Par Julie Brafman, Envoyée spéciale à Saint-Omer — 24 juin 2016
La cour d’assises du Nord a lourdement condamné Fabienne Kabou, stoïque à l'énoncé du lourd verdict, à l’issue de cinq jours de procès pour l'assassinat de sa fille de quinze mois.
Elle s’est levée, puis d’une voix presque éteinte a prononcé «non, merci». Fabienne Kabou n’a plus rien à ajouter au moment où les jurés de la cour d’assises de Saint-Omer partent délibérer. Peut-être a-t-elle compris que le langage est devenu son pire ennemi au terme d’un procès où ses mots, pourtant choisis avec soin, ses phrases si bien tournées, sa syntaxe si précise n’ont cessé de la desservir. Aux yeux de tous, elle est apparue lointaine et froide, faisant de cette intelligence qualifiée de supérieure son armure et son épée.
Durant cinq jours, elle a sidéré la cour par son détachement et le récit quasi chirurgical d’un crime qu’elle n’a jamais tenté de fuir.
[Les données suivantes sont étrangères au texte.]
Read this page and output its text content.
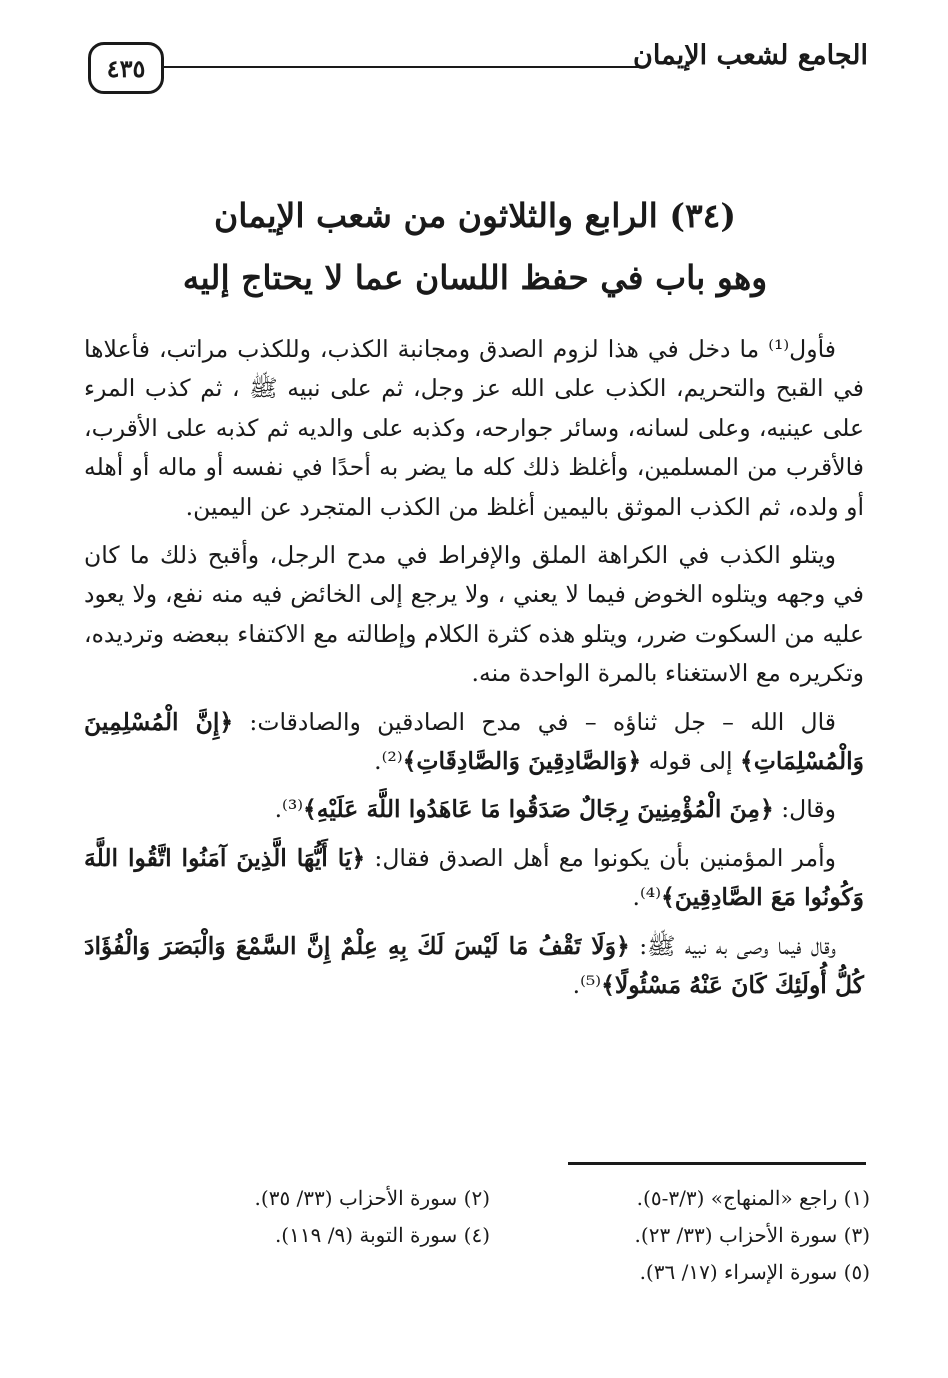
٤٣٥	الجامع لشعب الإيمان
(٣٤) الرابع والثلاثون من شعب الإيمان
وهو باب في حفظ اللسان عما لا يحتاج إليه

فأول⁽¹⁾ ما دخل في هذا لزوم الصدق ومجانبة الكذب، وللكذب مراتب، فأعلاها في القبح والتحريم، الكذب على الله عز وجل، ثم على نبيه ﷺ ، ثم كذب المرء على عينيه، وعلى لسانه، وسائر جوارحه، وكذبه على والديه ثم كذبه على الأقرب، فالأقرب من المسلمين، وأغلظ ذلك كله ما يضر به أحدًا في نفسه أو ماله أو أهله أو ولده، ثم الكذب الموثق باليمين أغلظ من الكذب المتجرد عن اليمين.

ويتلو الكذب في الكراهة الملق والإفراط في مدح الرجل، وأقبح ذلك ما كان في وجهه ويتلوه الخوض فيما لا يعني ، ولا يرجع إلى الخائض فيه منه نفع، ولا يعود عليه من السكوت ضرر، ويتلو هذه كثرة الكلام وإطالته مع الاكتفاء ببعضه وترديده، وتكريره مع الاستغناء بالمرة الواحدة منه.

قال الله – جل ثناؤه – في مدح الصادقين والصادقات: ﴿إِنَّ الْمُسْلِمِينَ وَالْمُسْلِمَاتِ﴾ إلى قوله ﴿وَالصَّادِقِينَ وَالصَّادِقَاتِ﴾⁽²⁾.

وقال: ﴿مِنَ الْمُؤْمِنِينَ رِجَالٌ صَدَقُوا مَا عَاهَدُوا اللَّهَ عَلَيْهِ﴾⁽³⁾.

وأمر المؤمنين بأن يكونوا مع أهل الصدق فقال: ﴿يَا أَيُّهَا الَّذِينَ آمَنُوا اتَّقُوا اللَّهَ وَكُونُوا مَعَ الصَّادِقِينَ﴾⁽⁴⁾.

وقال فيما وصى به نبيه ﷺ: ﴿وَلَا تَقْفُ مَا لَيْسَ لَكَ بِهِ عِلْمٌ إِنَّ السَّمْعَ وَالْبَصَرَ وَالْفُؤَادَ كُلُّ أُولَئِكَ كَانَ عَنْهُ مَسْئُولًا﴾⁽⁵⁾.

(١) راجع «المنهاج» (٣/٣-٥).
(٢) سورة الأحزاب (٣٣/ ٣٥).
(٣) سورة الأحزاب (٣٣/ ٢٣).
(٤) سورة التوبة (٩/ ١١٩).
(٥) سورة الإسراء (١٧/ ٣٦).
Au contraire, elle s’est montrée tout aussi soucieuse que les jurés de comprendre pourquoi, cette nuit du 19 novembre 2013, elle a «remis», Adélaïde, sa fille de 15 mois, à la mer du Nord. Quelle est cette «force sans nom» qui l’a poussée à prendre le train pour Berck-sur-Mer ? Comment est-elle devenue ce «jouet du destin», ce«tueur à gages», qui a imprimé ses pas sur le sable glacé de la plage ? Fabienne Kabou n’a pu proposer qu’une seule explication : la sorcellerie.
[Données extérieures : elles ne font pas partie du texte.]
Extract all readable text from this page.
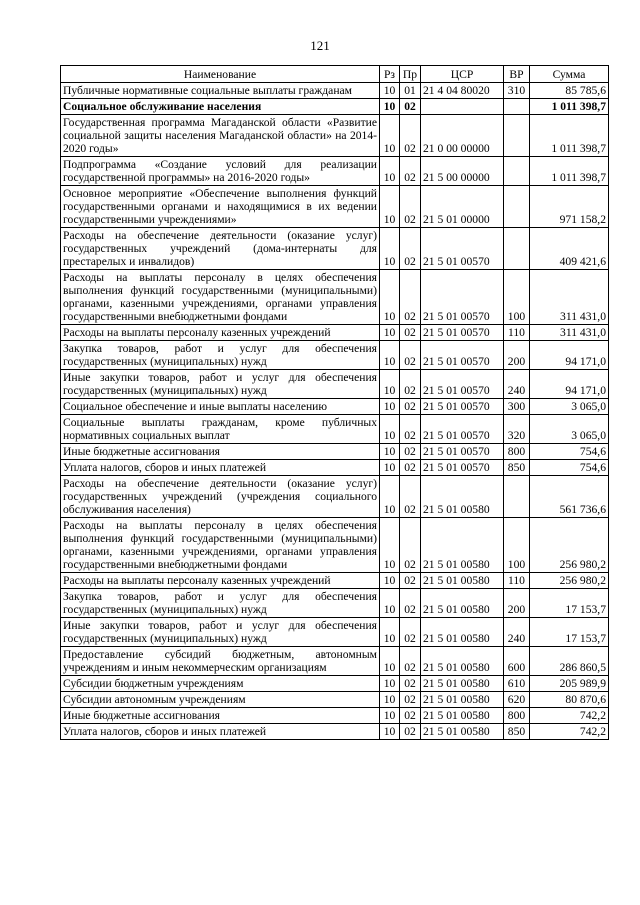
121
Наименование	Рз	Пр	ЦСР	ВР	Сумма
Публичные нормативные социальные выплаты гражданам	10	01	21 4 04 80020	310	85 785,6
Социальное обслуживание населения	10	02			1 011 398,7
Государственная программа Магаданской области «Развитие социальной защиты населения Магаданской области» на 2014-2020 годы»	10	02	21 0 00 00000		1 011 398,7
Подпрограмма «Создание условий для реализации государственной программы» на 2016-2020 годы»	10	02	21 5 00 00000		1 011 398,7
Основное мероприятие «Обеспечение выполнения функций государственными органами и находящимися в их ведении государственными учреждениями»	10	02	21 5 01 00000		971 158,2
Расходы на обеспечение деятельности (оказание услуг) государственных учреждений (дома-интернаты для престарелых и инвалидов)	10	02	21 5 01 00570		409 421,6
Расходы на выплаты персоналу в целях обеспечения выполнения функций государственными (муниципальными) органами, казенными учреждениями, органами управления государственными внебюджетными фондами	10	02	21 5 01 00570	100	311 431,0
Расходы на выплаты персоналу казенных учреждений	10	02	21 5 01 00570	110	311 431,0
Закупка товаров, работ и услуг для обеспечения государственных (муниципальных) нужд	10	02	21 5 01 00570	200	94 171,0
Иные закупки товаров, работ и услуг для обеспечения государственных (муниципальных) нужд	10	02	21 5 01 00570	240	94 171,0
Социальное обеспечение и иные выплаты населению	10	02	21 5 01 00570	300	3 065,0
Социальные выплаты гражданам, кроме публичных нормативных социальных выплат	10	02	21 5 01 00570	320	3 065,0
Иные бюджетные ассигнования	10	02	21 5 01 00570	800	754,6
Уплата налогов, сборов и иных платежей	10	02	21 5 01 00570	850	754,6
Расходы на обеспечение деятельности (оказание услуг) государственных учреждений (учреждения социального обслуживания населения)	10	02	21 5 01 00580		561 736,6
Расходы на выплаты персоналу в целях обеспечения выполнения функций государственными (муниципальными) органами, казенными учреждениями, органами управления государственными внебюджетными фондами	10	02	21 5 01 00580	100	256 980,2
Расходы на выплаты персоналу казенных учреждений	10	02	21 5 01 00580	110	256 980,2
Закупка товаров, работ и услуг для обеспечения государственных (муниципальных) нужд	10	02	21 5 01 00580	200	17 153,7
Иные закупки товаров, работ и услуг для обеспечения государственных (муниципальных) нужд	10	02	21 5 01 00580	240	17 153,7
Предоставление субсидий бюджетным, автономным учреждениям и иным некоммерческим организациям	10	02	21 5 01 00580	600	286 860,5
Субсидии бюджетным учреждениям	10	02	21 5 01 00580	610	205 989,9
Субсидии автономным учреждениям	10	02	21 5 01 00580	620	80 870,6
Иные бюджетные ассигнования	10	02	21 5 01 00580	800	742,2
Уплата налогов, сборов и иных платежей	10	02	21 5 01 00580	850	742,2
Psychiatres «sur le fil du rasoir»
Les experts qui ont tenté de cerner la personnalité indéchiffrable de l’accusée ne sont pas parvenus à se mettre au diapason. Un premier collège, composé d’un psychiatre et d’un psychologue, a exclu toute pathologie mentale mais évoqué des «croyances particulières» à l’origine d’une altération du discernement de l’accusée. Lors d’une contre-expertise, trois autres psychiatres, sont arrivés à la même conclusion. Toutefois, ils ont posé un diagnostic différent. Cette «force sans nom» évoquée par Fabienne Kabou pourrait être qualifiée de«psychose délirante».